Gossip is moving off bathroom walls and onto the Internet.
The University is one of 24 colleges with a page on TheDirty.com, a reality blogging Web site that launched in March 2007.
The site solicits the submission of photos, with captions, of everyday individuals. The site’s blogger, using the pseudonym Nik Richie, adds his comments and uploads the content.
Though reality blogging sites are gaining popularity, not all students are thrilled with the content – especially when it includes them.
Sarah Hansen, a preradiology sophomore at the University of Nebraska-Lincoln, was shocked to hear she was featured in a photo with an acquaintance on the Web site.
The photo’s caption calls another girl a “slut” and refers to her purchase of breast implants with student loan refund money. Though the comment wasn’t about her, Hansen said she doesn’t feel any better about being on the site.
“Being on a site called TheDirty.com might make people not think well of me and think I am a slut, too,” she said.
Moving blogging from celebrity to reality
Ari Golden, president and CEO of TheDirty.com, said Richie, coined the “first reality blogger,” created the Web site to bring reality to the gossip Web site scene. In the past, gossip Web sites focused on celebrities rather than ordinary people.
“We hope everybody gets a laugh out of it,” he said. “It’s all for fun and satire.”
In the site’s first month online, it received 900 hits and is projected to receive 13 million hits this month, Golden said.
Reality blogging sites are gaining popularity just as reality TV shows did, Golden said.
“With the advent of reality television, we saw there is even a bigger demand to learn about the person next door,” he said, “and that is what we have done on the Internet.”
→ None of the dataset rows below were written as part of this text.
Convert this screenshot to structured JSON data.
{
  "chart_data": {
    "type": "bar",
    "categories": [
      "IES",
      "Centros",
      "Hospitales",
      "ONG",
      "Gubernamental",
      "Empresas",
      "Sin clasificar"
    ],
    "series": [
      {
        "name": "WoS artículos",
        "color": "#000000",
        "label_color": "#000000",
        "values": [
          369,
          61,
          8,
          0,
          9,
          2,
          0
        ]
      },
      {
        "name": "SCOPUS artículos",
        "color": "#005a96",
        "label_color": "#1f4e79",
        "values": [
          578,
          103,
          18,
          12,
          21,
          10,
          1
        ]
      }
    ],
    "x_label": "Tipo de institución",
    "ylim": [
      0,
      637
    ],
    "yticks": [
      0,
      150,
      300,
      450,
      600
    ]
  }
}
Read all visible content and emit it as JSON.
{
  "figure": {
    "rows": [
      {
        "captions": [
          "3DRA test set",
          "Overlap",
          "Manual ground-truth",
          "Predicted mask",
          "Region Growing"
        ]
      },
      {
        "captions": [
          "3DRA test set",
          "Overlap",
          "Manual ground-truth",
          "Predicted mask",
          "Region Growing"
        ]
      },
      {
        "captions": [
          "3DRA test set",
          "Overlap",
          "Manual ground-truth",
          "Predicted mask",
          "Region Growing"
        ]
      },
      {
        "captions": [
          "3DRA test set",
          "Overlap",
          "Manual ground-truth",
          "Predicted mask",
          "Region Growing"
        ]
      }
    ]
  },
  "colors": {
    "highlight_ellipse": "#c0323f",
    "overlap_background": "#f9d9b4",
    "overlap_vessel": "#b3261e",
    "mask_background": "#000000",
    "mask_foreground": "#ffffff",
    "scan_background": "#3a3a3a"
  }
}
Kelly Dahlman, a communications sophomore at Arizona State University, who is transferring to the University next fall and has visited the site, said TheDirty.com is well-known at ASU. But Dahlman said not all agree with its content.
“The line is drawn when people say a girl needs to lose 50 pounds, is a whore, or ‘The whole frat has gone through this girl,’ she said.
Is this legal?
William McGeveran, an associate professor at the University’s Law School who teaches privacy law, said in most situations Web sites can’t be held liable for defamation, which is defined as untrue comments or invasion of privacy.
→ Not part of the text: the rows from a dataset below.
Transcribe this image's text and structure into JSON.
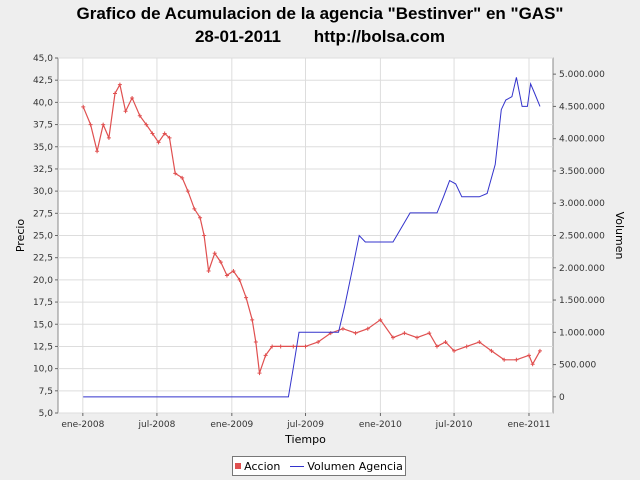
{
  "chart_data": {
    "type": "line",
    "title": "Grafico de Acumulacion de la agencia \"Bestinver\" en \"GAS\"",
    "subtitle_date": "28-01-2011",
    "subtitle_url": "http://bolsa.com",
    "xlabel": "Tiempo",
    "ylabel_left": "Precio",
    "ylabel_right": "Volumen",
    "x_ticks": [
      "ene-2008",
      "jul-2008",
      "ene-2009",
      "jul-2009",
      "ene-2010",
      "jul-2010",
      "ene-2011"
    ],
    "y_left_ticks": [
      "5,0",
      "7,5",
      "10,0",
      "12,5",
      "15,0",
      "17,5",
      "20,0",
      "22,5",
      "25,0",
      "27,5",
      "30,0",
      "32,5",
      "35,0",
      "37,5",
      "40,0",
      "42,5",
      "45,0"
    ],
    "y_right_ticks": [
      "0",
      "500.000",
      "1.000.000",
      "1.500.000",
      "2.000.000",
      "2.500.000",
      "3.000.000",
      "3.500.000",
      "4.000.000",
      "4.500.000",
      "5.000.000"
    ],
    "ylim_left": [
      5,
      45
    ],
    "ylim_right": [
      -250000,
      5250000
    ],
    "xlim": [
      "2007-11-01",
      "2011-03-01"
    ],
    "grid": true,
    "legend_position": "bottom",
    "series": [
      {
        "name": "Accion",
        "axis": "left",
        "color": "#e05050",
        "marker": "plus",
        "points": [
          [
            "2008-01-02",
            39.5
          ],
          [
            "2008-01-20",
            37.5
          ],
          [
            "2008-02-05",
            34.5
          ],
          [
            "2008-02-20",
            37.5
          ],
          [
            "2008-03-05",
            36.0
          ],
          [
            "2008-03-20",
            41.0
          ],
          [
            "2008-04-01",
            42.0
          ],
          [
            "2008-04-15",
            39.0
          ],
          [
            "2008-05-01",
            40.5
          ],
          [
            "2008-05-20",
            38.5
          ],
          [
            "2008-06-05",
            37.5
          ],
          [
            "2008-06-20",
            36.5
          ],
          [
            "2008-07-05",
            35.5
          ],
          [
            "2008-07-20",
            36.5
          ],
          [
            "2008-08-01",
            36.0
          ],
          [
            "2008-08-15",
            32.0
          ],
          [
            "2008-09-01",
            31.5
          ],
          [
            "2008-09-15",
            30.0
          ],
          [
            "2008-10-01",
            28.0
          ],
          [
            "2008-10-15",
            27.0
          ],
          [
            "2008-10-25",
            25.0
          ],
          [
            "2008-11-05",
            21.0
          ],
          [
            "2008-11-20",
            23.0
          ],
          [
            "2008-12-05",
            22.0
          ],
          [
            "2008-12-20",
            20.5
          ],
          [
            "2009-01-05",
            21.0
          ],
          [
            "2009-01-20",
            20.0
          ],
          [
            "2009-02-05",
            18.0
          ],
          [
            "2009-02-20",
            15.5
          ],
          [
            "2009-03-01",
            13.0
          ],
          [
            "2009-03-10",
            9.5
          ],
          [
            "2009-03-25",
            11.5
          ],
          [
            "2009-04-10",
            12.5
          ],
          [
            "2009-05-01",
            12.5
          ],
          [
            "2009-06-01",
            12.5
          ],
          [
            "2009-07-01",
            12.5
          ],
          [
            "2009-08-01",
            13.0
          ],
          [
            "2009-09-01",
            14.0
          ],
          [
            "2009-10-01",
            14.5
          ],
          [
            "2009-11-01",
            14.0
          ],
          [
            "2009-12-01",
            14.5
          ],
          [
            "2010-01-01",
            15.5
          ],
          [
            "2010-02-01",
            13.5
          ],
          [
            "2010-03-01",
            14.0
          ],
          [
            "2010-04-01",
            13.5
          ],
          [
            "2010-05-01",
            14.0
          ],
          [
            "2010-05-20",
            12.5
          ],
          [
            "2010-06-10",
            13.0
          ],
          [
            "2010-07-01",
            12.0
          ],
          [
            "2010-08-01",
            12.5
          ],
          [
            "2010-09-01",
            13.0
          ],
          [
            "2010-10-01",
            12.0
          ],
          [
            "2010-11-01",
            11.0
          ],
          [
            "2010-12-01",
            11.0
          ],
          [
            "2011-01-01",
            11.5
          ],
          [
            "2011-01-10",
            10.5
          ],
          [
            "2011-01-28",
            12.0
          ]
        ]
      },
      {
        "name": "Volumen Agencia",
        "axis": "right",
        "color": "#3333cc",
        "marker": "none",
        "points": [
          [
            "2008-01-02",
            0
          ],
          [
            "2009-05-20",
            0
          ],
          [
            "2009-06-01",
            450000
          ],
          [
            "2009-06-15",
            1000000
          ],
          [
            "2009-07-15",
            1000000
          ],
          [
            "2009-09-20",
            1000000
          ],
          [
            "2009-10-05",
            1400000
          ],
          [
            "2009-10-25",
            2000000
          ],
          [
            "2009-11-10",
            2500000
          ],
          [
            "2009-11-25",
            2400000
          ],
          [
            "2010-02-01",
            2400000
          ],
          [
            "2010-03-01",
            2700000
          ],
          [
            "2010-03-15",
            2850000
          ],
          [
            "2010-05-20",
            2850000
          ],
          [
            "2010-06-05",
            3100000
          ],
          [
            "2010-06-20",
            3350000
          ],
          [
            "2010-07-05",
            3300000
          ],
          [
            "2010-07-20",
            3100000
          ],
          [
            "2010-09-01",
            3100000
          ],
          [
            "2010-09-20",
            3150000
          ],
          [
            "2010-10-10",
            3600000
          ],
          [
            "2010-10-25",
            4450000
          ],
          [
            "2010-11-05",
            4600000
          ],
          [
            "2010-11-20",
            4650000
          ],
          [
            "2010-12-01",
            4950000
          ],
          [
            "2010-12-15",
            4500000
          ],
          [
            "2010-12-28",
            4500000
          ],
          [
            "2011-01-05",
            4850000
          ],
          [
            "2011-01-15",
            4700000
          ],
          [
            "2011-01-28",
            4500000
          ]
        ]
      }
    ]
  }
}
“Some of these sites are responsive to requests that material be removed, others are not,” he said. “Legal action is a pretty dramatic step and for some people the lawsuit will make things harder, not easier.”
The Web site’s policy, Golden said, is that people with complaints can contact the site. The photo then goes under a seven-day advisement to determine the appropriate action.
“We monitor everything that goes up on the site at one point,” he said.
Golden said the site has removed hundreds of pictures and does not contain nudity or profanity, with its goal being to keep the site “PG.”
The tabloid generation
Dahlman said despite its popularity, whether the site exists for the right reasons is in question.
“It is just our generation,” she said. “We are super into tabloids, reading up on people – we like the gossip.”
Golden said he hopes the site becomes the place to go when someone has a funny photo, just as America’s Funniest Home Videos was the place to send a humorous video in the 1980s.
“We don’t go out and find pictures,” he said. “People send them to us.”
McGeveran said the same features on the Internet that allow open communication also allow malicious gossip, which makes the problem difficult to curb.
Until the law changes, McGeveran said the best protection against ending up on a site like TheDirty.com is to use your best judgment when in public, even though most of the photos depict “innocent college life.”
“All of us have errors of judgment sometimes and the penalty didn’t used to be a permanent record with strangers mocking it,” he said.